Well, he hadn’t expected that. Not at all. And he did have to admit, at first impression, it sounded like a good idea. Made him feel quite sheepish for the way he’d been acting. “Why didn’t you tell me all this before?” he asked.
“When I was a little girl … let’s just say that I didn’t have a normal life for a while, and every time I made a wish or had plans, and talked about something I wanted, it didn’t happen. Didn’t come true. After a while I learned that if I wanted something badly enough to keep it to myself. It’s a silly eccentricity, I know. But I didn’t want anything to jinx this because.” She paused, bit her lip, shut her eyes. Drew in a ragged breath. “Because it’s important.”
There was something more to it. He could see it, feel it. “Why, Red? Why is it so important. And urgent?”
“Because I want my father to see the bronze name plaque on the hospital. I want him to see what his influence has done.”
All sorts of things were running through his mind, none with a good outcome. “Is he sick?” he asked, gently. “Your father, is he …?”
She shook her head. “Not sick. But going blind. Soon. When I was a little girl, my circumstances were difficult. My parents gave me up, and for a couple of years I was pretty much lost. When I met my father, he wasn’t looking to adopt a little girl but over time that became his focus. Only it wasn’t easy. In this modern age, there are still prejudices. Single man adopting a little girl. Black man adopting a white girl. He fought the system for two years, trying to make it happen, and our social worker, Mrs Meecham, kept telling him that she had faith it would.
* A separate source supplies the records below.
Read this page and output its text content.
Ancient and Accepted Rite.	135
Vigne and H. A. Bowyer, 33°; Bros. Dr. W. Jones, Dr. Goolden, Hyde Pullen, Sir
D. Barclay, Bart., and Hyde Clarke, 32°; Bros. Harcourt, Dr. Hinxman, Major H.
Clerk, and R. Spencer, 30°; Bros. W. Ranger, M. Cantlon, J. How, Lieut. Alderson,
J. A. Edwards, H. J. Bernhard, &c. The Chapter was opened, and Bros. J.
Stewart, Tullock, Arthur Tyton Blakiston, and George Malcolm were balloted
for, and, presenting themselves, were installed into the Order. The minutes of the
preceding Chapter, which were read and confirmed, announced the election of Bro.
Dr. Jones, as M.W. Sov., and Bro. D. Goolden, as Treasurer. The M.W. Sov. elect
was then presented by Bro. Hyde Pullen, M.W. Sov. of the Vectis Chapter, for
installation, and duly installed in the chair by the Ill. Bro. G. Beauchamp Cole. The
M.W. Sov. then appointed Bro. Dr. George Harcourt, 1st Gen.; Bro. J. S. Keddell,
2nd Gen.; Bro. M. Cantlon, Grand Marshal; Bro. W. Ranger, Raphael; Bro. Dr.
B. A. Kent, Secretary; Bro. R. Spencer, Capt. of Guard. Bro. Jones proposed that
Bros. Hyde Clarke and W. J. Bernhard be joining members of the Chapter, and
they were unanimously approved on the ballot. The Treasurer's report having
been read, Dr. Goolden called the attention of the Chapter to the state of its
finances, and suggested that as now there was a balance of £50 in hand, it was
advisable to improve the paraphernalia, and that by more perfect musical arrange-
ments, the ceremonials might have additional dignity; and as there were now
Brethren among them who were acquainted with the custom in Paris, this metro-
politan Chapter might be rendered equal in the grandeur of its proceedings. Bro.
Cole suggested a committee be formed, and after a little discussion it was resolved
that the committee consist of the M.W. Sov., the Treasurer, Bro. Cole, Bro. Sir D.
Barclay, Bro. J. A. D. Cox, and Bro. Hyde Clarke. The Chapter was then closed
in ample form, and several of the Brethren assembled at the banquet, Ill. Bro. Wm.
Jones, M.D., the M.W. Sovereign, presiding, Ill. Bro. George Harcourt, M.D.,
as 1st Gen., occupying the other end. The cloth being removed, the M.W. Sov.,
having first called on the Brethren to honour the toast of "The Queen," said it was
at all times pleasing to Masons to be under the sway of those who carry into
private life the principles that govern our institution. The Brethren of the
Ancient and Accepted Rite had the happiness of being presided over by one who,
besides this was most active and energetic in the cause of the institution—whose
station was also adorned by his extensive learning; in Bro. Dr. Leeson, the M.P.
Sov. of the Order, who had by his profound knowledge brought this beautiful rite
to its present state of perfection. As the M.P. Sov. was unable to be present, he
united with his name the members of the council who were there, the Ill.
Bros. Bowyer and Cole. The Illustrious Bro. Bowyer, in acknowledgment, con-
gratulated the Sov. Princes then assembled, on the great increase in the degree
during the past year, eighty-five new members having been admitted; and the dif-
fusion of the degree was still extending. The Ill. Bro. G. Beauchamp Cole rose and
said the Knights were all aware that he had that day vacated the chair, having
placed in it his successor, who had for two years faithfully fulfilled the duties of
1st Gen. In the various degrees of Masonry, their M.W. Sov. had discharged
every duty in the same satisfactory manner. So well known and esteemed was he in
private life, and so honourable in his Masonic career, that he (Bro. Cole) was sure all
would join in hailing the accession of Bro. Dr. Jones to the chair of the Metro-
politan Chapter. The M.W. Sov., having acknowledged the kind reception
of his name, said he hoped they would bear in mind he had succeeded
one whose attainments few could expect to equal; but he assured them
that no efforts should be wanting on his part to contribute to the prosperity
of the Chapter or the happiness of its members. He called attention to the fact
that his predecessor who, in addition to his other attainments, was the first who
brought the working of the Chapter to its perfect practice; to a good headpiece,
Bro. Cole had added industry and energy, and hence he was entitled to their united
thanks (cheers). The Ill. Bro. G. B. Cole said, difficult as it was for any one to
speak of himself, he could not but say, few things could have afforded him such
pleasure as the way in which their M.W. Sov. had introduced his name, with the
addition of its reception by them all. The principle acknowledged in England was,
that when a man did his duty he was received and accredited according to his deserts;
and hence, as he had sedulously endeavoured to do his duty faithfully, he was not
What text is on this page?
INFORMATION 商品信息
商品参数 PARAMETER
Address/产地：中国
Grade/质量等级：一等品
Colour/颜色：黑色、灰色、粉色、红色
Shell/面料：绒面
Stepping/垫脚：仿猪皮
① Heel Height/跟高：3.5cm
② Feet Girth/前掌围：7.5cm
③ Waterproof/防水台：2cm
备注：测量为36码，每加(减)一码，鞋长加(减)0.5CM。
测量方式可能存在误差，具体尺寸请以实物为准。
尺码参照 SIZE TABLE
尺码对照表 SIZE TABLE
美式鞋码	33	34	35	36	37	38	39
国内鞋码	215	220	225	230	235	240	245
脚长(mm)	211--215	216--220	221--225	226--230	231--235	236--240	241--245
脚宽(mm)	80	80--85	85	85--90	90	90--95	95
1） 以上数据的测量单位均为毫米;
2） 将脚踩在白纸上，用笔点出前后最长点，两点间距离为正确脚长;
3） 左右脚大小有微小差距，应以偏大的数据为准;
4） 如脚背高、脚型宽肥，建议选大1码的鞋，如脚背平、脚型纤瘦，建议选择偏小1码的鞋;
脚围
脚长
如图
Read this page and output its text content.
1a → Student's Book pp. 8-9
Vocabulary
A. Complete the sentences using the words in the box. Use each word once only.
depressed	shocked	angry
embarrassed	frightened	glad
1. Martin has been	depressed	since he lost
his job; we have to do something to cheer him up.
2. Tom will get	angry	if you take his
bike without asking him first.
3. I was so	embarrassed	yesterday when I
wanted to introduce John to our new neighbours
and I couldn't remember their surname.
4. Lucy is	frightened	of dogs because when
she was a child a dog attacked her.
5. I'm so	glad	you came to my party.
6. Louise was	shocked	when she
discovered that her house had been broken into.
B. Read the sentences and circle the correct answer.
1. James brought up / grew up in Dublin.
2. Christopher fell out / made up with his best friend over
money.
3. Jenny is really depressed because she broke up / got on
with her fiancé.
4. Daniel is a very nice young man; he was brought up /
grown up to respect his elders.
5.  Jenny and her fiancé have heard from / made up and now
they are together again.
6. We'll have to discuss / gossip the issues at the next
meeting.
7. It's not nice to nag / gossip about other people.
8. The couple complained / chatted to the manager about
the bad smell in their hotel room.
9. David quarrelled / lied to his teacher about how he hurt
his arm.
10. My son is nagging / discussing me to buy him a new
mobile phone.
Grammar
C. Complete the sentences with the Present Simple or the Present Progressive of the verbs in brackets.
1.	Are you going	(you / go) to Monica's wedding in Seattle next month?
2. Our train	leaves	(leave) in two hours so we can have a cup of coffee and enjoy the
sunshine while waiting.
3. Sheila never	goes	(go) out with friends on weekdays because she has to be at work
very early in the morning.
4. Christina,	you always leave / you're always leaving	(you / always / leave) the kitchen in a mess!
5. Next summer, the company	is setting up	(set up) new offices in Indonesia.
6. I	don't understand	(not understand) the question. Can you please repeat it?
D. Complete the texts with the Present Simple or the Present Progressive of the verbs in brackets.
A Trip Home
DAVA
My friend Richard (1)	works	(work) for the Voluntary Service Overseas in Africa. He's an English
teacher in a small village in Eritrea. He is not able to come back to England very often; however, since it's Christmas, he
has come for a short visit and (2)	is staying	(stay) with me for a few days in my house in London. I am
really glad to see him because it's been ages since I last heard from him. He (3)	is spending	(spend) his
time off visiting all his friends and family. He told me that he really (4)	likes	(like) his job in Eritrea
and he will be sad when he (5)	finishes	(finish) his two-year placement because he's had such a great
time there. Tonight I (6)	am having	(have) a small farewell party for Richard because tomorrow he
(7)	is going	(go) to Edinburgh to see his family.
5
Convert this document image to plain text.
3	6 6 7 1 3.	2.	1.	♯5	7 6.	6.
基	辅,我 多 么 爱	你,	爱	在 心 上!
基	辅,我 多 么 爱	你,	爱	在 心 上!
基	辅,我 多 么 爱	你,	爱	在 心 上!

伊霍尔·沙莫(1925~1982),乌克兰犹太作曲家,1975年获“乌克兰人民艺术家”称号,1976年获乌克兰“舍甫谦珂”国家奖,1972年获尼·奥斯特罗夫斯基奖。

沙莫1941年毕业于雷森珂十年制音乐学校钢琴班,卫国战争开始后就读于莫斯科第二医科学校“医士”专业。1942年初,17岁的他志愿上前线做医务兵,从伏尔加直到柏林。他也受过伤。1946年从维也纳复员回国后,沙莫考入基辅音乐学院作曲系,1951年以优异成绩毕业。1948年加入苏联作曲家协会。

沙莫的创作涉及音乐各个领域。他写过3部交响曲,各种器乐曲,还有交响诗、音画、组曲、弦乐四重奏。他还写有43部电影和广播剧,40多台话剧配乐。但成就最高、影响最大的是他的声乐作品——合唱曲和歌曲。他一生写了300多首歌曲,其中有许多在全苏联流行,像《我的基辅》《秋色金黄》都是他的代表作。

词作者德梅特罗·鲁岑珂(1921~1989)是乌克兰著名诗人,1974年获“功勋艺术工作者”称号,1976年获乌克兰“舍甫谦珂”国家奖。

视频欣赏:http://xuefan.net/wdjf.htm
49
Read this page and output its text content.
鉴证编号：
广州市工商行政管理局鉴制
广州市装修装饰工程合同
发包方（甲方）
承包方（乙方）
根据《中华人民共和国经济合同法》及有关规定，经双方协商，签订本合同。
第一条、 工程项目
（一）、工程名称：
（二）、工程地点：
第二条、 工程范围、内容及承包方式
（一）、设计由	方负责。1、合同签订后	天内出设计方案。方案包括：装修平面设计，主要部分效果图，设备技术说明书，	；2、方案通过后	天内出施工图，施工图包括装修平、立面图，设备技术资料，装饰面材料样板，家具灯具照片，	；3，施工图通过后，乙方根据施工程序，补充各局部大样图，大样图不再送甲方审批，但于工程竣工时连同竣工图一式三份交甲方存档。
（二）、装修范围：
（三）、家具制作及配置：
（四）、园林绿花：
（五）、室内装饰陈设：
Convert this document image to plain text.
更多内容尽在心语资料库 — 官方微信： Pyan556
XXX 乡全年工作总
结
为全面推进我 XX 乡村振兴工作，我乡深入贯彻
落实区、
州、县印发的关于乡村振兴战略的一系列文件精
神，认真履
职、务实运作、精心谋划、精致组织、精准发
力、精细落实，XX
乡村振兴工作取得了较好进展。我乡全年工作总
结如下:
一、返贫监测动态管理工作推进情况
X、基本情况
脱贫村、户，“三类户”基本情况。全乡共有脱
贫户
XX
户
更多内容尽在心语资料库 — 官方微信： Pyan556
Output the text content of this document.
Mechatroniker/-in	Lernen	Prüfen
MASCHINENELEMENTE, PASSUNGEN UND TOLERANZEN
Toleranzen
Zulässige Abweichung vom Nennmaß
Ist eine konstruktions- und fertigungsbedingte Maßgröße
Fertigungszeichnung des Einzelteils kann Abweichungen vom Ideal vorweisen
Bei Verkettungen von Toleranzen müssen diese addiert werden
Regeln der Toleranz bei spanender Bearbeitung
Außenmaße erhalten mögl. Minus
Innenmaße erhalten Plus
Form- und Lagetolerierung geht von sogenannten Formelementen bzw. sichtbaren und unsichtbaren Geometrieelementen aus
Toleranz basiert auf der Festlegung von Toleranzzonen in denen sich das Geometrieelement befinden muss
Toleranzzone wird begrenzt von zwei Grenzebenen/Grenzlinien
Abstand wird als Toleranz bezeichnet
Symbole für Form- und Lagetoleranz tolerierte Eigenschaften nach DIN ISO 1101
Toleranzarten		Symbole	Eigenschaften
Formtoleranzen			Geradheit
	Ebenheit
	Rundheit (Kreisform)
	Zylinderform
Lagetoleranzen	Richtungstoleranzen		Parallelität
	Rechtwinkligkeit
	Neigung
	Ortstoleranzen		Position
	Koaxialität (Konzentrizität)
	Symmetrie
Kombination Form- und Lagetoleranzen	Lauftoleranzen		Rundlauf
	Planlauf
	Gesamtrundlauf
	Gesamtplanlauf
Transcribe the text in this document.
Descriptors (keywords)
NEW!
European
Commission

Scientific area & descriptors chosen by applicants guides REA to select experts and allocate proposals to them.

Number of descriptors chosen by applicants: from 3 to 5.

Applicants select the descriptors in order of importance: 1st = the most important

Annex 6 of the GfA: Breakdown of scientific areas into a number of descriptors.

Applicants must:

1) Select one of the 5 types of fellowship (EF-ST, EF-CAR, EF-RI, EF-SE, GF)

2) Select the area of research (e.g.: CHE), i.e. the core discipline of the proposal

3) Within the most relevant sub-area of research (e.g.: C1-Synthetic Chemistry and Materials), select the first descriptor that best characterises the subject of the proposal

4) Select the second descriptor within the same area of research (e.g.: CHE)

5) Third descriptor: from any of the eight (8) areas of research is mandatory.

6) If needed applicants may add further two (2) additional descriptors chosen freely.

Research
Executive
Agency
But my father, who’s a bit of a pragmatist, and somewhat traditional, the way you are, kept telling her he’d have to see it to believe it, that he’d learned never to believe anything until he set eyes on it and saw it for himself. He had to
see
the adoption papers. And I know he has to see this hospital, see his name on it, because if he doesn’t.” She cleared her throat. “He’s sad right now. Sits in a dark room, doesn’t get involved any more. He’s helping do some of the administrative work for the hospital, making phone calls and arrangements, whatever he can do from his study, and I’d hoped that would make it real for him, but so far it hasn’t. He’s not involved the way he should be, the way I’d hoped he would be. And I’m afraid he’s giving up, little by little.”